Abercrombie & Fitch back-to-back big upside quarters despite weak discretionary spend (ANF)
Abercrombie & Fitch (ANF +25%) is trading sharply higher today after reporting Q2 (Jul) results this morning. Analysts were expecting a pretty modest profit, but this apparel retailer blew the doors off with EPS of $1.10, which was also quite a turnaround from a $(0.30) loss in the year ago period. Revenue rose 16.2% yr/yr to $935.4 mln, well ahead of the +4-6% prior guidance. ANF also guided revs for Q3 (Oct) and FY24 above analyst expectations.

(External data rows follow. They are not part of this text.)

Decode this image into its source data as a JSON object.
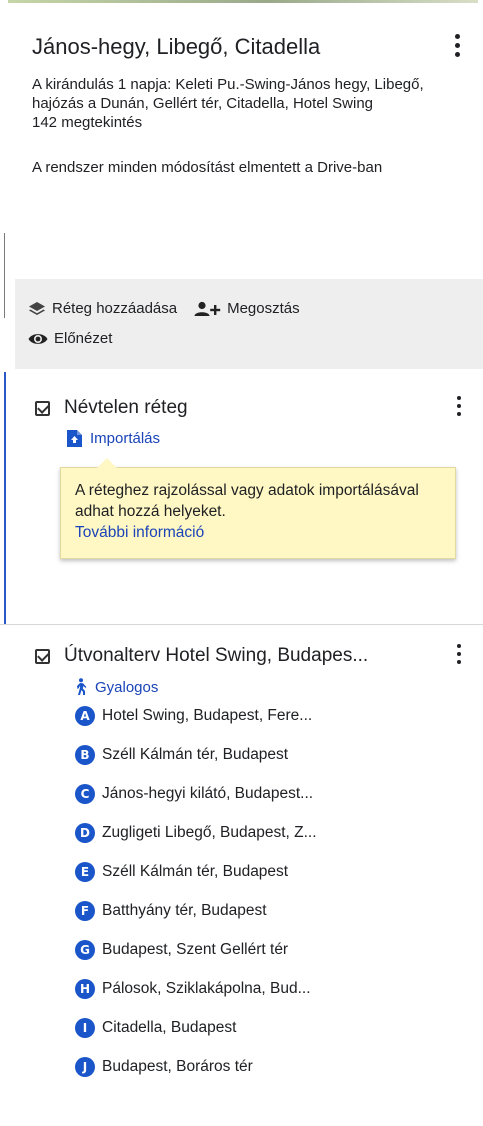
{
  "map": {
    "title": "János-hegy, Libegő, Citadella",
    "description": "A kirándulás 1 napja: Keleti Pu.-Swing-János hegy, Libegő, hajózás a Dunán, Gellért tér, Citadella, Hotel Swing",
    "views": "142 megtekintés",
    "saved_status": "A rendszer minden módosítást elmentett a Drive-ban"
  },
  "toolbar": {
    "add_layer_label": "Réteg hozzáadása",
    "share_label": "Megosztás",
    "preview_label": "Előnézet"
  },
  "layers": [
    {
      "title": "Névtelen réteg",
      "import_label": "Importálás",
      "tooltip_text": "A réteghez rajzolással vagy adatok importálásával adhat hozzá helyeket.",
      "tooltip_link": "További információ"
    },
    {
      "title": "Útvonalterv Hotel Swing, Budapes...",
      "mode_label": "Gyalogos",
      "stops": [
        {
          "letter": "A",
          "label": "Hotel Swing, Budapest, Fere..."
        },
        {
          "letter": "B",
          "label": "Széll Kálmán tér, Budapest"
        },
        {
          "letter": "C",
          "label": "János-hegyi kilátó, Budapest..."
        },
        {
          "letter": "D",
          "label": "Zugligeti Libegő, Budapest, Z..."
        },
        {
          "letter": "E",
          "label": "Széll Kálmán tér, Budapest"
        },
        {
          "letter": "F",
          "label": "Batthyány tér, Budapest"
        },
        {
          "letter": "G",
          "label": "Budapest, Szent Gellért tér"
        },
        {
          "letter": "H",
          "label": "Pálosok, Sziklakápolna, Bud..."
        },
        {
          "letter": "I",
          "label": "Citadella, Budapest"
        },
        {
          "letter": "J",
          "label": "Budapest, Boráros tér"
        }
      ]
    }
  ],
  "colors": {
    "accent": "#1a55c9",
    "link": "#1a44b8",
    "tooltip_bg": "#fff8c4",
    "toolbar_bg": "#eeeeee"
  },
  "icons": {
    "kebab": "more-vert-icon",
    "add_layer": "layers-icon",
    "share": "person-add-icon",
    "preview": "eye-icon",
    "import": "import-icon",
    "walk": "walking-icon"
  }
}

- ANF's same store comps were impressive as well at +13%. The star of the show was its namesake Abercrombie brand with huge comps of +23%. It Hollister brand was decent at +5%, but clearly Abercrombie is driving the results. By region, Americas is its largest segment by far at 78% of Q2 total sales and comps were strong at +14%. EMEA was weaker but decent with +6% comps while APAC comps were robust at +26%, although that's just 3% of sales.
- A couple of years ago, Abercrombie was the laggard brand in the ANF quiver, but it has been making a turnaround. Abercrombie has now posted 10 consecutive quarters of growth and this was the segment's highest Q2 sales result since 2011. ANF explains that Abercrombie is no longer a jeans and T-shirt brand. It's more of a lifestyle brand today. Pants is a newer business for the brand and it has been doing well. Its dress business continues to perform. Its men's business is also now comping very nicely. Also, the bottoms business is more than just denim. ANF explained that it came out of Q2 last year focused on assortments. The team got to work and there are now lots of things happening from cargo pants to knit bottoms to wider leg jeans.
- Management says its global growth accelerated throughout Q2 and that it continues to see strong customer receptivity of its brands. And while Abercrombie is getting much of the attention, it is notable that Q2 marked Hollister's return to growth. That brand has been in turnaround mode. ANF has been evolving Hollister brands' positioning and assortment. It seems to be paying off with a return to growth with sales up 8% yr/yr.
- Another factor driving results in Q2: "chase" is definitely back. With a functioning supply chain, ANF can once again run the business the way it likes to, by leveraging chase to read and react to fashion trends and react to what is selling. Its inventory in Q2 was down 30% yr/yr. ANF says both brands and all regions are leveraging chase capabilities, which keeps inventory tight and helps reduce markdowns.
- A final metric that stands out is operating margin, which bounced back in a big way to 9.6% from (0.3)% a year ago, which shows the operating leverage from higher sales and tighter inventories. This caused the company to raise full year guidance to 8-9% from 5-6% prior guidance.
Abercrombie & Fitch has now posted back-to-back big upside quarters. We tip our cap to them for successfully turning around the Abercrombie brand a couple of years ago and now it sounds like Hollister is making a comeback as well. Turnarounds are not a given in the apparel space. Just look at Gap (GPS), which seems to be in perpetual turnaround mode, and American Eagle (AEO). We think what makes this turnaround all the more impressive is that ANF is doing this despite pressure on discretionary spend by consumers.